Dit brengt ons ten tweede bij de vraag naar de waardering van het lichaam. In het christelijk geloof is er, evenals in onze (post)moderne cultuur, een ontvankelijkheid voor het dualisme. In het dualisme worden ziel en lichaam uit elkaar getrokken, waarbij de ziel veel hoger wordt gewaardeerd dan het lichaam. Toch is dit niet authentiek christelijk. Het is veelzeggend dat we lichamelijk geschapen zijn, dat Jezus in de menswording ook het lichamelijke leven heeft aangenomen, dat Hij lichamelijk is opgestaan en dat we door het geloof in Zijn opstanding zullen delen. De hemel voor de ziel is blijkbaar niet het definitieve heil voor de mens: ook het lichaam deelt in het heil. Pas als de (lichamelijke) dood is gedood, is Christus’ werk tot voltooiing gekomen. Zijn werk is het antwoord op de dreiging in het paradijs: „ten dage als gij daarvan eet, zult gij de dood sterven” (Genesis 2:17). Dit betekent dat ons lichaam intrinsiek deel uitmaakt van onze persoonlijkheid. We kunnen zeggen dat we geheel geestelijk en geheel lichamelijk zijn.
Daarom is de eredienst iets anders dan een ”infotakeaway” waarin een goede preek alleen ons hoofd voedt. Als het alleen om deze zuivere boodschap zou gaan, zouden we het beste thuis de beste preek van de wereld kunnen beluisteren. Tijdens de pandemie voelden we lijfelijk dat dit niet waar kan zijn. Blijkbaar doet het lichamelijk samenzijn van de gemeente ertoe. Doop en avondmaal onderstrepen nog eens dat God al onze zintuigen inschakelt om ons te bereiken. Overigens, ook in de universele openbaring doet de Heilige Geest een beroep onze zintuiglijkheid.
Beeld van God
Deze twee overwegingen laten het grote verschil zien tussen de informaticabenadering van ons mens-zijn en de christelijke. De data in ons brein zijn niet bepalend voor onze identiteit. Het komt mij voor dat in deze tweeslag van ziel en lichaam ook een criterium ligt voor ons wereldbeeld en onze omgang met de digitalisering en techniek. Als het lichamelijke van het mens-zijn niet functioneert, raakt de mens als beeld van God uit het oog. Dit geldt ook als de menselijke geest wordt gedegradeerd tot data die ergens in de cloud kunnen worden opgeslagen en eindeloos kunnen worden gekloond.
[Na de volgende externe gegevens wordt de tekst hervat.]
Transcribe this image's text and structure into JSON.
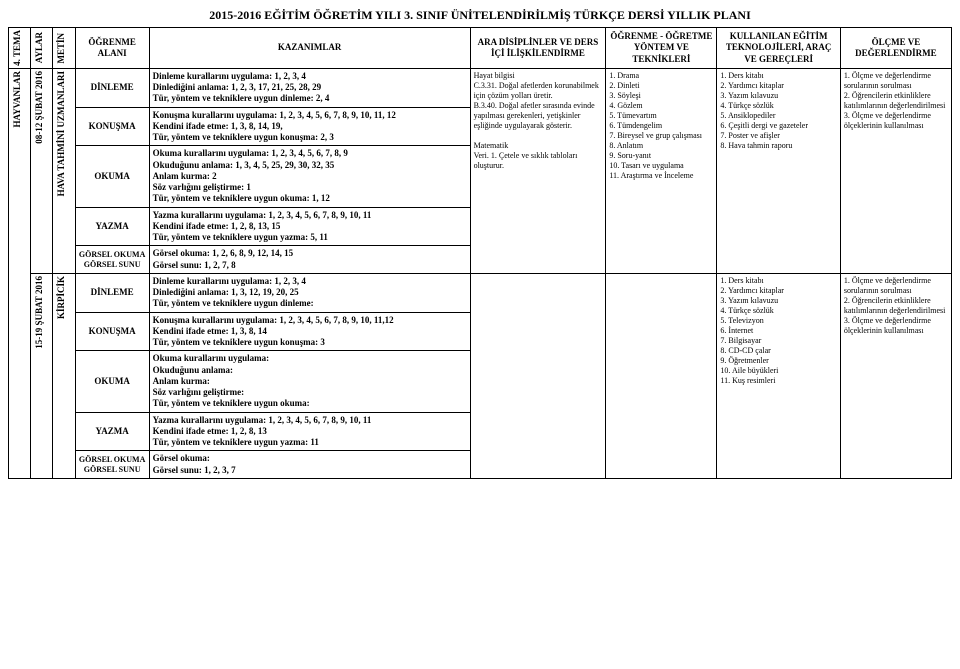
{
  "title": "2015-2016 EĞİTİM ÖĞRETİM YILI 3. SINIF ÜNİTELENDİRİLMİŞ TÜRKÇE DERSİ YILLIK PLANI",
  "headers": {
    "tema": "4. TEMA",
    "aylar": "AYLAR",
    "metin": "METİN",
    "alan": "ÖĞRENME ALANI",
    "kazanim": "KAZANIMLAR",
    "ara": "ARA DİSİPLİNLER VE DERS İÇİ İLİŞKİLENDİRME",
    "ogretme": "ÖĞRENME - ÖĞRETME YÖNTEM VE TEKNİKLERİ",
    "kullanilan": "KULLANILAN EĞİTİM TEKNOLOJİLERİ, ARAÇ VE GEREÇLERİ",
    "olcme": "ÖLÇME VE DEĞERLENDİRME"
  },
  "tema_label": "HAYVANLAR",
  "week1": {
    "aylar": "08-12 ŞUBAT 2016",
    "metin": "HAVA TAHMİNİ UZMANLARI",
    "alan": {
      "dinleme": "DİNLEME",
      "konusma": "KONUŞMA",
      "okuma": "OKUMA",
      "yazma": "YAZMA",
      "gorsel": "GÖRSEL OKUMA GÖRSEL SUNU"
    },
    "kaz": {
      "dinleme": "Dinleme kurallarını uygulama: 1, 2, 3, 4\nDinlediğini anlama: 1, 2, 3, 17, 21, 25, 28, 29\nTür, yöntem ve tekniklere uygun dinleme: 2, 4",
      "konusma": "Konuşma kurallarını uygulama: 1, 2, 3, 4, 5, 6, 7, 8, 9, 10, 11, 12\nKendini ifade etme: 1, 3, 8, 14, 19,\nTür, yöntem ve tekniklere uygun konuşma: 2, 3",
      "okuma": "Okuma kurallarını uygulama: 1, 2, 3, 4, 5, 6, 7, 8, 9\nOkuduğunu anlama: 1, 3, 4, 5, 25, 29, 30, 32, 35\nAnlam kurma: 2\nSöz varlığını geliştirme: 1\nTür, yöntem ve tekniklere uygun okuma: 1, 12",
      "yazma": "Yazma kurallarını uygulama: 1, 2, 3, 4, 5, 6, 7, 8, 9, 10, 11\nKendini ifade etme: 1, 2, 8, 13, 15\nTür, yöntem ve tekniklere uygun yazma: 5, 11",
      "gorsel": "Görsel okuma: 1, 2, 6, 8, 9, 12, 14, 15\nGörsel sunu: 1, 2, 7, 8"
    },
    "ara": "Hayat bilgisi\nC.3.31. Doğal afetlerden korunabilmek için çözüm yolları üretir.\nB.3.40. Doğal afetler sırasında evinde yapılması gerekenleri, yetişkinler eşliğinde uygulayarak gösterir.\n\nMatematik\nVeri. 1. Çetele ve sıklık tabloları oluşturur.",
    "ogretme": [
      "1. Drama",
      "2. Dinleti",
      "3. Söyleşi",
      "4. Gözlem",
      "5. Tümevartım",
      "6. Tümdengelim",
      "7. Bireysel ve grup çalışması",
      "8. Anlatım",
      "9. Soru-yanıt",
      "10. Tasarı ve uygulama",
      "11. Araştırma ve İnceleme"
    ],
    "kullanilan": [
      "1. Ders kitabı",
      "2. Yardımcı kitaplar",
      "3. Yazım kılavuzu",
      "4. Türkçe sözlük",
      "5. Ansiklopediler",
      "6. Çeşitli dergi ve gazeteler",
      "7. Poster ve afişler",
      "8. Hava tahmin raporu"
    ],
    "olcme": "1.   Ölçme   ve değerlendirme sorularının sorulması\n2.      Öğrencilerin etkinliklere katılımlarının değerlendirilmesi\n3.   Ölçme   ve değerlendirme ölçeklerinin kullanılması"
  },
  "week2": {
    "aylar": "15-19 ŞUBAT 2016",
    "metin": "KİRPİCİK",
    "alan": {
      "dinleme": "DİNLEME",
      "konusma": "KONUŞMA",
      "okuma": "OKUMA",
      "yazma": "YAZMA",
      "gorsel": "GÖRSEL OKUMA GÖRSEL SUNU"
    },
    "kaz": {
      "dinleme": "Dinleme kurallarını uygulama: 1, 2, 3, 4\nDinlediğini anlama: 1, 3, 12, 19, 20, 25\nTür, yöntem ve tekniklere uygun dinleme:",
      "konusma": "Konuşma kurallarını uygulama: 1, 2, 3, 4, 5, 6, 7, 8, 9, 10, 11,12\nKendini ifade etme: 1, 3, 8, 14\nTür, yöntem ve tekniklere uygun konuşma: 3",
      "okuma": "Okuma kurallarını uygulama:\nOkuduğunu anlama:\nAnlam kurma:\nSöz varlığını geliştirme:\nTür, yöntem ve tekniklere uygun okuma:",
      "yazma": "Yazma kurallarını uygulama: 1, 2, 3, 4, 5, 6, 7, 8, 9, 10, 11\nKendini ifade etme: 1, 2, 8, 13\nTür, yöntem ve tekniklere uygun yazma: 11",
      "gorsel": "Görsel okuma:\nGörsel sunu: 1, 2, 3, 7"
    },
    "ara": "",
    "ogretme": [],
    "kullanilan": [
      "1. Ders kitabı",
      "2. Yardımcı kitaplar",
      "3. Yazım kılavuzu",
      "4. Türkçe sözlük",
      "5. Televizyon",
      "6. İnternet",
      "7. Bilgisayar",
      "8. CD-CD çalar",
      "9. Öğretmenler",
      "10. Aile büyükleri",
      "11. Kuş resimleri"
    ],
    "olcme": "1.   Ölçme   ve değerlendirme sorularının sorulması\n2.      Öğrencilerin etkinliklere katılımlarının değerlendirilmesi\n3.   Ölçme   ve değerlendirme ölçeklerinin kullanılması"
  }
}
De auteur is hoogleraar theologie en spiritualiteit van het gereformeerd protestantisme aan de Vrije Universiteit. Dit artikel is een bewerking van de bijdrage van de auteur tijdens de op 7 april gepresenteerde talkshow ”Feiten, Fictie, Fake - techniek en onze blik op de werkelijkheid” van Stichting Techthics.